Hybrid or Multi-cloud? Picking the Right Organizational IT Strategy

Hybrid or Multi-cloud? Picking the Right Cloud Strategy

Discussions around cloud migration are no longer about whether an organization should move to the cloud, but one that’s more about which data, applications and workloads should be migrated, how they should be moved, and when the shift should happen. IT teams across various industries are now tasked with weighing the pros and cons for single, hybrid and multi-cloud environments, and need to wade through varying options, price models, and services to determine which combination is going to best meet the organization’s IT and data availability needs.

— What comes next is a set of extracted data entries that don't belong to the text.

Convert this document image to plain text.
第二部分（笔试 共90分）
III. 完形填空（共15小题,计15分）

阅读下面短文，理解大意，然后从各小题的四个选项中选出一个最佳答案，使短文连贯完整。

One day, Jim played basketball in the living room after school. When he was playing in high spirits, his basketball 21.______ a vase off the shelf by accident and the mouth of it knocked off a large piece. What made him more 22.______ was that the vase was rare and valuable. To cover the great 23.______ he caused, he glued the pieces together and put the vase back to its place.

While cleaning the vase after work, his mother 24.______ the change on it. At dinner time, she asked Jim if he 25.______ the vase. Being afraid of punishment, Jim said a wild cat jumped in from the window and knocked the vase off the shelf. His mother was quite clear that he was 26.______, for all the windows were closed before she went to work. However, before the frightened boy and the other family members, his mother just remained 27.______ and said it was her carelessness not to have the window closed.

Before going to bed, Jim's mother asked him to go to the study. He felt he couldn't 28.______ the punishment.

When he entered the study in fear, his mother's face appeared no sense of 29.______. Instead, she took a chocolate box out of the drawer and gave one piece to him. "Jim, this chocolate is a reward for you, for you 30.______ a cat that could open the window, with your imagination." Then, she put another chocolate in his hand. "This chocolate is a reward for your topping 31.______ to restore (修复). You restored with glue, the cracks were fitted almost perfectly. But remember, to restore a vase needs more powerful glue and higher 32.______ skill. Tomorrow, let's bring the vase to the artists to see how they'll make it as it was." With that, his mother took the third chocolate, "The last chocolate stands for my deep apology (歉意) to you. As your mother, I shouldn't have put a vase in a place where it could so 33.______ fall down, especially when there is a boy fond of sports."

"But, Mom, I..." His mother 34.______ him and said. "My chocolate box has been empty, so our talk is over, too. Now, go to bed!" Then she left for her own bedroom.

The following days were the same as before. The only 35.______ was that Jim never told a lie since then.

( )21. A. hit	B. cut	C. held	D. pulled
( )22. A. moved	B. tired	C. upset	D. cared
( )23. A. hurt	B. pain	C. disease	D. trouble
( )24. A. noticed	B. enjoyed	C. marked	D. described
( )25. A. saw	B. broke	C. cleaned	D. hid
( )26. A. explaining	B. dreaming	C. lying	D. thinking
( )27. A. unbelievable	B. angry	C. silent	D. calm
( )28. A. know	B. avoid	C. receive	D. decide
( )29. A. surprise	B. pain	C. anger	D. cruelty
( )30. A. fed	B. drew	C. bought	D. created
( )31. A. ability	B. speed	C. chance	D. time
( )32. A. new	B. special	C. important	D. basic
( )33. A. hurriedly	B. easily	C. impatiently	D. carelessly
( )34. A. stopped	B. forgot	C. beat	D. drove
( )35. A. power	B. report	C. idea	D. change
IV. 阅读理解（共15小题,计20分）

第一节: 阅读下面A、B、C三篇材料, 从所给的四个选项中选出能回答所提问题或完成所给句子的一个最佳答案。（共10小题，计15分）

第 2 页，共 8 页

Having cloud storage is a given these days, but now organizations are starting to more closely evaluate hybrid and multi-cloud options. A Gartner report found that by 2020, 75% of organizations will have deployed a hybrid and multi-cloud model. Therefore, it’s important for IT leaders and business decisionmakers alike to make sure they’re deploying these environments in a manner that’s going to reduce the risk of downtime and data loss, and in a way that’s manageable for the IT team.

Understanding hybrid cloud and how to deploy it

Organizations are looking at hybrid cloud models so they can implement a more versatile disaster recovery (DR) plan. Hybrid employs a mix of on-premises and cloud services. But, many companies are apprehensive to deploy this model, as orchestrating hybrid data storage and DR can quickly become complicated.

Today’s IT infrastructures are multi-generational in nature, including both legacy systems and modern cloud deployments. They also house a myriad of mission and business-critical data and systems that require different levels of availability depending how important they are to operations. With all these systems, applications, and workloads to look after, IT teams need to make sure they have a full understanding of where data is being stored, how they’ll be able to recover it, and if the services they’ve opted to use will allow them to meet the service level agreements they’ve established.

So, when deploying hybrid cloud, IT teams must first determine which cloud service is the right fit for their IT needs. There are both private and public cloud options, with the likes of Amazon Web Services and Microsoft Azure being two of the most popular public cloud services. If IT teams go the public route, it’s critical they fully understand the subscription model they’ve signed up for, as cloud Service Providers often charge fees for moving, accessing or recovering data. Private clouds can offer organizations the same agility and scalability as public clouds, but with much more predictable cost models. However, as they’re often hosted on-premises, organizations risk losing data if a natural disaster or some other unforeseen event were to impact their data center. IT teams need to consider these risks and costs against their data availability needs to ensure they’re making the right choice.

Once they’ve settled on private versus public cloud, they then need to determine where it makes the most sense to store particular data and applications. In some scenarios, it is illogical to store data backups offsite. If a one server fails or breaks, recovering it from the cloud can be costly and take too long due to network latency. However, if the company falls victim to an outage that impacts multiple servers and locations, it would be ideal to have a cloud recovery option so systems don’t remain offline for too long.

How multi-cloud adds an extra layer of protection

While a hybrid cloud strategy can offer both onsite and offsite recovery options, many organizations are finding that even this might not be enough to achieve continued operations in some cases. Just take a look at June’s Google Cloud outage for instance. Enterprises using Google Cloud were knocked offline, and if they didn’t have a backup in place, it likely impacted company operations. Public cloud services like Google, Azure or AWS, all present a risk of unexpected downtime, and in these cases, the outage cannot be easily solved by the IT team. It is simply out of their hands. To prevent similar situations, companies are deploying multiple clouds to achieve IT resilience.

Multi-cloud strategies can be part of hybrid cloud strategies, but since they tap multiple cloud services, they present an even more advanced layer of complexity when the IT team is deciding where data and applications should be stored. Close provisioning during deployment is needed to prevent inadvertently letting budgets spiral out of control and increasing the risk of data loss. To make sure multi-cloud environments are being deployed in a safe and cost-effective manner, companies should create a representative body of decision-makers that can consider both the operational and financial benefits of multi-cloud so that technical and budgetary concerns are being met.

Once the committee has evaluated all options and made sure the services they’ve selected line up with both IT and business needs, the organization should also invest in training for the IT team so they have the skills and knowledge they need to manage all the cloud solutions. This, however, is often easier said than done, as there aren’t many IT professionals that intimately understand AWS, Azure, Google Cloud, in addition to a company’s own private cloud. They may be reluctant to learn a host of different tools, which can lead to increased risk of data loss and security gaps. To prevent such instances, organizations may want to look at solutions that enable vendor consolidation, like Azure and Azure stack, which can provide both a private and public cloud that have a similar look and feel.

Whatever cloud environment your organization chooses, it’s important to make sure that IT leaders are keeping cost, complexity, IT and business needs in mind. If they do this, it will help ensure that the business isn’t susceptible to data loss and IT gaps, and that data and applications can remain accessible aroundtheclock.